Il gruppo propone una raccolta di elementi, come ad esempio le indicazioni su cosa fare se si ritiene di aver subito un danno. La community ha stabilito che le risorse siano condivise e pubblicate anche sulla pagina delle inchieste di  ProPublica, oltre che su FB,  per “raggiungere anche l’ampio pubblico che ProPublica ha online”.

 

Allen  sottolinea comunque che, nonostante la dimensione del gruppo su Facebook, l’ approvvigionamento di storie dalla community non è lo scopo principale dell’ iniziativa per ProPublica.

 

“Ho parlato con tanti pazienti che hanno subito danni  durante le cure mediche ma io sono uno solo, non posso parlare con tutte queste persone, o raccontare le storie di tutte queste persone”, afferma Allen.

 

“Quindi l’ idea era anche quella di farli parlare tra di loro: sarebbero stati in grado di darsi a vicenda consigli, confortarsi. Molti di loro sono stati davvero traumatizzati, e quindi condividere conoscenze ed esperienze  con altri e avere a disposizione una voce collettiva così come una individuale è una cosa molto interessante”.

 

 

I questionari

 

Un aspetto interessante di questo impegno per l’ engagement del lettore in un’inchiesta  è l’ uso dei questionari che ProPublica fa.

 

“Il questionario – spiega Allen – è un modo per raccogliere informazioni direttamente dai pazienti.
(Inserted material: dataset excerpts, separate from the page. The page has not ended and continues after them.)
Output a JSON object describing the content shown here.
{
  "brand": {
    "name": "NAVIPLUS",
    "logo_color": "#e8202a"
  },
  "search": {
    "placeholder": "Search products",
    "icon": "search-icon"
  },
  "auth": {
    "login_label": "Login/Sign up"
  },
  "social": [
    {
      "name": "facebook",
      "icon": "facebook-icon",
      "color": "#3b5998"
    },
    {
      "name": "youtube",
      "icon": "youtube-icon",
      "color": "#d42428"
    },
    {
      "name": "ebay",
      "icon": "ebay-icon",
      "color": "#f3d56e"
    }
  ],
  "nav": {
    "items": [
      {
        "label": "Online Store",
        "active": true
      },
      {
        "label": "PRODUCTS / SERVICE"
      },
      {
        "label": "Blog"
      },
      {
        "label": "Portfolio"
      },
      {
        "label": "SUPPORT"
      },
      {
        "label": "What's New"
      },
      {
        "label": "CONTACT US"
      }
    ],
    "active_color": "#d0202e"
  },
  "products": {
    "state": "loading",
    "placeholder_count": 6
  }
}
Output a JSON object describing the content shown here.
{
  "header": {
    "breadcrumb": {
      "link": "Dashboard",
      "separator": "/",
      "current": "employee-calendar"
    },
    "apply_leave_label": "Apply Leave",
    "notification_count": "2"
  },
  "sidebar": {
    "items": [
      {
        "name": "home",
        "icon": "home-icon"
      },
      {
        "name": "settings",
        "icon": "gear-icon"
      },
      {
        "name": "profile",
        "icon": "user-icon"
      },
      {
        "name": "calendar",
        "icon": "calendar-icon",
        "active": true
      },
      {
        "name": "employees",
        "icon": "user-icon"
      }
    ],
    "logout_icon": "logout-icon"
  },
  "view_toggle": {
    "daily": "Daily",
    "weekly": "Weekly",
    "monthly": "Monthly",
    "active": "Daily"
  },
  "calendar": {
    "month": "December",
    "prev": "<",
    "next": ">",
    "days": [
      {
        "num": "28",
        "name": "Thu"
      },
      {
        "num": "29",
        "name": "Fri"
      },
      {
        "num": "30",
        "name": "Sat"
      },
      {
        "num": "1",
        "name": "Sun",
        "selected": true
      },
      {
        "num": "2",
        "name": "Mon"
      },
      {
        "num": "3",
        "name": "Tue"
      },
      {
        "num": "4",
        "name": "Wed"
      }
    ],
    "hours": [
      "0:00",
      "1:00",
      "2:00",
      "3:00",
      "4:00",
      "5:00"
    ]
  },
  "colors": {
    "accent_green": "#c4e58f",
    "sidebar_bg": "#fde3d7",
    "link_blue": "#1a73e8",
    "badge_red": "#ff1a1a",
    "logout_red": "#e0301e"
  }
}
Alcune di queste storie le riprenderemo noi stessi, altre  potremmo condividerle con altri giornalisti, seguendo il nostro spirito collaborativo.”

 

L’uso del questionario è anche “un modo per identificare altre fonti” aggiunge Allen, che potrebbero essere “medici, infermieri o funzionari ospedalieri, amministratori o dirigenti di Assicurazioni o qualcuno che è all’interno del settore e che sia disposto a divenire una fonte per noi”.

 

“Vogliamo che tutte queste storie siano il più corrette, accurate e approfondite possibili in modo da raggiungere un vasto pubblico di possibili  fonti”.

 

L’approccio, nel riportare una vicenda relativa alla sanità, è centrato soprattutto sul valore di coinvolgimento della community e sulla sua partecipazione immediata, sin dall’avvio delle indagini.

 

Ma mentre il coinvolgimento della comunità è importante, ProPublica  continua a sottolineare  come il giudizio editoriale rimanga un fattore chiave.

 

“Alla fine sono in gioco sempre decisioni di carattere giornalistico, perché in ultima analisi, la nostra intenzione è quella di determinare quale sarà la cosa più importante da mettere a fuoco”, aggiunge Allen.

 

Certo, ‘’il nostro giudizio editoriale è modellato dalle nostre fonti, è quello che i pazienti ci dicono, è quello che le ricerche hanno già appurato… è una combinazione di tutto questo. Ma alla fine tutti questi input vanno filtrati per poi decidere come procedere”.